Unfortunattely the original caps are of small diameter (25 mm) so you don't have plenty of space.
Good luck and let us know your findings.
Vi hörs!
 
From page 86, Nippon Chemicon catalog E1001Q:

• Provide the following adequate clearance space over the
pressure relief vent of a capacitor to avoid blocking the
correct opening of the pressure relief vent.
 Case diameter  Clearance
φ8(6.3) toφ16mm: 2mm minimum
φ18 toφ35mm: 3mm minimum
φ40 mm and above: 5mm minimum

• Do not locate any wire or circuit pattern over the pressure
relief vent of a capacitor.

• If a capacitor is mounted with its pressure relief vent facing
down on the PC board, provide a ventilation hole in the
board beneath it to let gas escape when the vent opens.

The vent is usually on the top surface of the capacitor. Mounting the capacitor upside down blocks the top surface completely. If a fault causes the capacitor to vent, a violent explosion would be expected if the vent is blocked.
 
From page 86, Nippon Chemicon catalog E1001Q:

• Provide the following adequate clearance space over the
pressure relief vent of a capacitor to avoid blocking the
correct opening of the pressure relief vent.
 Case diameter  Clearance
φ8(6.3) toφ16mm: 2mm minimum
φ18 toφ35mm: 3mm minimum
φ40 mm and above: 5mm minimum

• Do not locate any wire or circuit pattern over the pressure
relief vent of a capacitor.

• If a capacitor is mounted with its pressure relief vent facing
down on the PC board, provide a ventilation hole in the
board beneath it to let gas escape when the vent opens.

The vent is usually on the top surface of the capacitor.

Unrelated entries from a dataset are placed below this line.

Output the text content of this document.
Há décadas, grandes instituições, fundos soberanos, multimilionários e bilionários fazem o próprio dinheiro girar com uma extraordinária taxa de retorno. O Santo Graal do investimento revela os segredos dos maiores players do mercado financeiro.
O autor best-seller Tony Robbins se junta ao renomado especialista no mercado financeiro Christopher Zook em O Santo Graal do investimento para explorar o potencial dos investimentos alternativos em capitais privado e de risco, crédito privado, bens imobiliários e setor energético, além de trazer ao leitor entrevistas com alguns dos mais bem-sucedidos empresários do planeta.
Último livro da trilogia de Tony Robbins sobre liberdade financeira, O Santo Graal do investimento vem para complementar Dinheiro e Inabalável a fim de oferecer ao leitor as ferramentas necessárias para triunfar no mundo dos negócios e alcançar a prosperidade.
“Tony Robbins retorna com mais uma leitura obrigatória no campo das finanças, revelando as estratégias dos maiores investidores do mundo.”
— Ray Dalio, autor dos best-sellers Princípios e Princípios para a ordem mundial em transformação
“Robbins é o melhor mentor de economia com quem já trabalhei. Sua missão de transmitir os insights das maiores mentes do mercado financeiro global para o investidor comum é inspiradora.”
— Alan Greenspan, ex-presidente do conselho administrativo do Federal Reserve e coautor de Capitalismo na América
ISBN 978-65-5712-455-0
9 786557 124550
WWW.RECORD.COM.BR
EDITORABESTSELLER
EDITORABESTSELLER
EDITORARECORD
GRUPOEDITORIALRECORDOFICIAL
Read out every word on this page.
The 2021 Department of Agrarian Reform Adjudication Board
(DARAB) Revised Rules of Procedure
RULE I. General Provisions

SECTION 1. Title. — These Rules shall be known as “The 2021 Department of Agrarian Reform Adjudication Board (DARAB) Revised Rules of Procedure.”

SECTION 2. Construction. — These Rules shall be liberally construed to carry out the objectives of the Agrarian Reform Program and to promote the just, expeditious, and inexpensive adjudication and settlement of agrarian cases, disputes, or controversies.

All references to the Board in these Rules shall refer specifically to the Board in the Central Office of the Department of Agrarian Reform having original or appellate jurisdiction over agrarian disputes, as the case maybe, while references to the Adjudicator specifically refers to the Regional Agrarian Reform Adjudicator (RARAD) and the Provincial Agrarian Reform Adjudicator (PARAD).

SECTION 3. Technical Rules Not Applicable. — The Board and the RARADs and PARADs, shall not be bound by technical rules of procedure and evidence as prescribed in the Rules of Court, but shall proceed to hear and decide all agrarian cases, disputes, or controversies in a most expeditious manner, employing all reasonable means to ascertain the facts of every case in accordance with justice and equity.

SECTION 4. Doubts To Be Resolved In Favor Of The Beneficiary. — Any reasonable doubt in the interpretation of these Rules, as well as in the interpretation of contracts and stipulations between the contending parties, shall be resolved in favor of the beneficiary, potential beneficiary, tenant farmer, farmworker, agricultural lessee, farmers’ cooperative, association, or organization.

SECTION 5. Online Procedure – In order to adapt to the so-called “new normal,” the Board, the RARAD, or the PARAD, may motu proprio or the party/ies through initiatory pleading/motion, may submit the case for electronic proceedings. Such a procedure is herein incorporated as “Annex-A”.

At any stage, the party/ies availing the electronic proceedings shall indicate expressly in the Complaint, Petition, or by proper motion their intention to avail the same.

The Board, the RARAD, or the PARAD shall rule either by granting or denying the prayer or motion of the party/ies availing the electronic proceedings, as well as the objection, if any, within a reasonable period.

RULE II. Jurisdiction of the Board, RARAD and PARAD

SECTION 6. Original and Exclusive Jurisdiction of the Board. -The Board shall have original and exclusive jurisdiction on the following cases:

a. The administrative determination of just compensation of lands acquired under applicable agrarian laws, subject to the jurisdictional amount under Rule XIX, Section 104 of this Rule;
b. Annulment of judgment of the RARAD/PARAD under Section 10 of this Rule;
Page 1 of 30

Mounting the capacitor upside down blocks the top surface completely. If a fault causes the capacitor to vent, a violent explosion would be expected if the vent is blocked.
Thank you for advicing this.
It was something of my concern when I decided to make this changes. And I took the risk.
However I will follow the precautions you mentioned.
Thanks!
 
Isn’t the caps in 214: 25mm diameter and 216THX: 30mm? Have not got mine yet so can’t measure. Thx for all your answers.

I was thinking grinding down the traces to bare copper, drill new holes if needed and also use 1.5-2.5mm2 solid copper to make the traces a bit bigger where it matters at the same time. Good or bad idea?
 
Isn’t the caps in 214: 25mm diameter and 216THX: 30mm? Have not got mine yet so can’t measure. Thx for all your answers.

I was thinking grinding down the traces to bare copper, drill new holes if needed and also use 1.5-2.5mm2 solid copper to make the traces a bit bigger where it matters at the same time. Good or bad idea?

I don't know the size of the caps on 214 THX however I have measure the ones I still have and they are 25 mm diameter. On pictures of 214 THX found online, caps seems to be smaller diameter maybe 20 mm ?.
I think if you are careful, with the traces, you will make it.